Textract支持这些文档大小、语言和字符

%pip install --upgrade --quiet  boto3 langchain-openai tiktoken python-dotenv
%pip install --upgrade --quiet  "amazon-textract-caller>=0.2.0"

示例 1

第一个示例使用本地文件,该文件将在内部发送到 Amazon Textract 同步 API DetectDocumentText

本地文件或 URL 端点(如 HTTP://)仅限于 Textract 的单页文档。 多页文档必须驻留在 S3 上。此示例文件为 jpeg。
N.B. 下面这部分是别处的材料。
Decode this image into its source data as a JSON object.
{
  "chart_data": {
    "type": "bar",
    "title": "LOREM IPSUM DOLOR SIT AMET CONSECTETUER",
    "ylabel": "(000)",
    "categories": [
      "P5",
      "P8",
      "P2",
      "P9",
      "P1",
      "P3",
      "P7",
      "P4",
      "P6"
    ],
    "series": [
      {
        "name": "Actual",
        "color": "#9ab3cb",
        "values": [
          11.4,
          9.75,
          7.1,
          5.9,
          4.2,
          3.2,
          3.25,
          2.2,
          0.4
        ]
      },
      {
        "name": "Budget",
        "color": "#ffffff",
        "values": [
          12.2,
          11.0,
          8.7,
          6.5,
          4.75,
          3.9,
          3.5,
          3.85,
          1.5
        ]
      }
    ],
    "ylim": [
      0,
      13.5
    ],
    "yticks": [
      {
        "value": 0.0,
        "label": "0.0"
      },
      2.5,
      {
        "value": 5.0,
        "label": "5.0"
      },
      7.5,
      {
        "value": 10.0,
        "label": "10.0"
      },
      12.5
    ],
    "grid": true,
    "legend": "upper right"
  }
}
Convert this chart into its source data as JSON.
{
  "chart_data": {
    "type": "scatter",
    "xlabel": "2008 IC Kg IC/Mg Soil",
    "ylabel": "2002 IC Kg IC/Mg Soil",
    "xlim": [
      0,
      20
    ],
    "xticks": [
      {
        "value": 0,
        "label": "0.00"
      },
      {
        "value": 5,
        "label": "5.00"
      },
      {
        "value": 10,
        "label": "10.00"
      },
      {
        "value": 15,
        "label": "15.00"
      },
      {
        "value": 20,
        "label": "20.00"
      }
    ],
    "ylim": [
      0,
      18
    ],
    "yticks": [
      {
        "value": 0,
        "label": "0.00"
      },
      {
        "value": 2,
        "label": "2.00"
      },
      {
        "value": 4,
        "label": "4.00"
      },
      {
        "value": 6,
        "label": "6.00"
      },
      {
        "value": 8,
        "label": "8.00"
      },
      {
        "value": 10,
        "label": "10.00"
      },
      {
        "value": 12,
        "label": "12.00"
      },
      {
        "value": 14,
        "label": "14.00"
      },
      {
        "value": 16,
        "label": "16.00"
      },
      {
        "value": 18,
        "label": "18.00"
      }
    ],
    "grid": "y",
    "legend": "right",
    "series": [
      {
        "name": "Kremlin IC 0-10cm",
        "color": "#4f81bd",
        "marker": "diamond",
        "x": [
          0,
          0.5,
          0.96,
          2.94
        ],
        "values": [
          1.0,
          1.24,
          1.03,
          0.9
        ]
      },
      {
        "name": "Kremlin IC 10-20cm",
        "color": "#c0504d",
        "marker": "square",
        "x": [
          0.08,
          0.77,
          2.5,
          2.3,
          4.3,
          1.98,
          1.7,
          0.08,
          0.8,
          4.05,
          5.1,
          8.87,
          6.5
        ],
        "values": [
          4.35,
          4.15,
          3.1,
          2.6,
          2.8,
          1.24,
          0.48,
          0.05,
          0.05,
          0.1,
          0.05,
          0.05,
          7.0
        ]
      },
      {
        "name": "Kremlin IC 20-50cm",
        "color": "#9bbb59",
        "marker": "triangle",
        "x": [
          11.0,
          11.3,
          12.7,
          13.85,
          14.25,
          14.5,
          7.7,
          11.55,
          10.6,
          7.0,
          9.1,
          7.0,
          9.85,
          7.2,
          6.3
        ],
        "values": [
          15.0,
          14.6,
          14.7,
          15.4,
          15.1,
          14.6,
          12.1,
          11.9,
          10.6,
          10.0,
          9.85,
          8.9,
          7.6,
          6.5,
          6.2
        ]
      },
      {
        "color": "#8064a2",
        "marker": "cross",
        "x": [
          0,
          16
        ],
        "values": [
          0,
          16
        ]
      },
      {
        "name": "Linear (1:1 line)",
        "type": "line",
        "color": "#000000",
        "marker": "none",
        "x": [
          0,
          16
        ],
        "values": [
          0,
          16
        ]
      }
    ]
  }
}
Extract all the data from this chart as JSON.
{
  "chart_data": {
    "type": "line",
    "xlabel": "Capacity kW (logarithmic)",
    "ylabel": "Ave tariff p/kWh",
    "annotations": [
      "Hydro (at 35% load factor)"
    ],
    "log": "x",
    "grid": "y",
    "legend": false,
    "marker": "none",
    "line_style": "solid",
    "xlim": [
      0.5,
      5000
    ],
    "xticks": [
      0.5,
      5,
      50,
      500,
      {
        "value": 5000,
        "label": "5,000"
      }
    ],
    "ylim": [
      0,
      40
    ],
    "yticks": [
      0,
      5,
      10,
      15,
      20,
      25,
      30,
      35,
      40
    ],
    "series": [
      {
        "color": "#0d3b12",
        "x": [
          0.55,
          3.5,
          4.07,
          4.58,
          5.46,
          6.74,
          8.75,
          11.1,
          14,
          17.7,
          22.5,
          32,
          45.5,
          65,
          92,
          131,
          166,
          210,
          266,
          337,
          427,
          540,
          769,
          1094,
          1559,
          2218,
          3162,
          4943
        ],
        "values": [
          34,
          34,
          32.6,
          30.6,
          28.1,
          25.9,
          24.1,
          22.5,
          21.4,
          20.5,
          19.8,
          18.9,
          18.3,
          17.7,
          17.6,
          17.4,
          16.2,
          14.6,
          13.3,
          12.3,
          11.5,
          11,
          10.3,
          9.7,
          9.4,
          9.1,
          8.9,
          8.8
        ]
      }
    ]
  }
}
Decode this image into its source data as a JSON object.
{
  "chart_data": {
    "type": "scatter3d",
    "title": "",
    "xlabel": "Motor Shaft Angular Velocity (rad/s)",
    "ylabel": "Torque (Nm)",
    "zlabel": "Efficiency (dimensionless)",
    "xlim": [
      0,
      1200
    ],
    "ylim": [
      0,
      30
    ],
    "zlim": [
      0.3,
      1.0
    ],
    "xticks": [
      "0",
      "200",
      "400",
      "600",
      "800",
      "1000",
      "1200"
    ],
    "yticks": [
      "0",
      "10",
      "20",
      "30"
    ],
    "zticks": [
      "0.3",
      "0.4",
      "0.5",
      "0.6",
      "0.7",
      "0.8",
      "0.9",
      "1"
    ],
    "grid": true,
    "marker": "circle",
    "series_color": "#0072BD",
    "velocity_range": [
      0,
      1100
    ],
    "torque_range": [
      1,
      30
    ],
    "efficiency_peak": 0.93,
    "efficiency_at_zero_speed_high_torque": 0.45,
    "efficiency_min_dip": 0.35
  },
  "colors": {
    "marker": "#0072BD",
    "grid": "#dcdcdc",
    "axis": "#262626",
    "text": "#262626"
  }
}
from langchain_community.document_loaders import AmazonTextractPDFLoader

loader = AmazonTextractPDFLoader("example_data/alejandro_rosalez_sample-small.jpeg")
documents = loader.load()

文件的输出

documents
[Document(page_content='Patient Information First Name: ALEJANDRO Last Name: ROSALEZ Date of Birth: 10/10/1982 Sex: M Marital Status: MARRIED Email Address: Address: 123 ANY STREET City: ANYTOWN State: CA Zip Code: 12345 Phone: 646-555-0111 Emergency Contact 1: First Name: CARLOS Last Name: SALAZAR Phone: 212-555-0150 Relationship to Patient: BROTHER Emergency Contact 2: First Name: JANE Last Name: DOE Phone: 650-555-0123 Relationship FRIEND to Patient: Did you feel fever or feverish lately? Yes No Are you having shortness of breath? Yes No Do you have a cough? Yes No Did you experience loss of taste or smell? Yes No Where you in contact with any confirmed COVID-19 positive patients? Yes No Did you travel in the past 14 days to any regions affected by COVID-19? Yes No Patient Information First Name: ALEJANDRO Last Name: ROSALEZ Date of Birth: 10/10/1982 Sex: M Marital Status: MARRIED Email Address: Address: 123 ANY STREET City: ANYTOWN State: CA Zip Code: 12345 Phone: 646-555-0111 Emergency Contact 1: First Name: CARLOS Last Name: SALAZAR Phone: 212-555-0150 Relationship to Patient: BROTHER Emergency Contact 2: First Name: JANE Last Name: DOE Phone: 650-555-0123 Relationship FRIEND to Patient: Did you feel fever or feverish lately? Yes No Are you having shortness of breath? Yes No Do you have a cough? Yes No Did you experience loss of taste or smell? Yes No Where you in contact with any confirmed COVID-19 positive patients? Yes No Did you travel in the past 14 days to any regions affected by COVID-19? Yes No ', metadata={'source': 'example_data/alejandro_rosalez_sample-small.jpeg', 'page': 1})]

示例 2

下一个示例从 HTTPS 终端节点加载文件。 它必须是单页的,因为 Amazon Textract 要求所有多页文档都存储在 S3 上。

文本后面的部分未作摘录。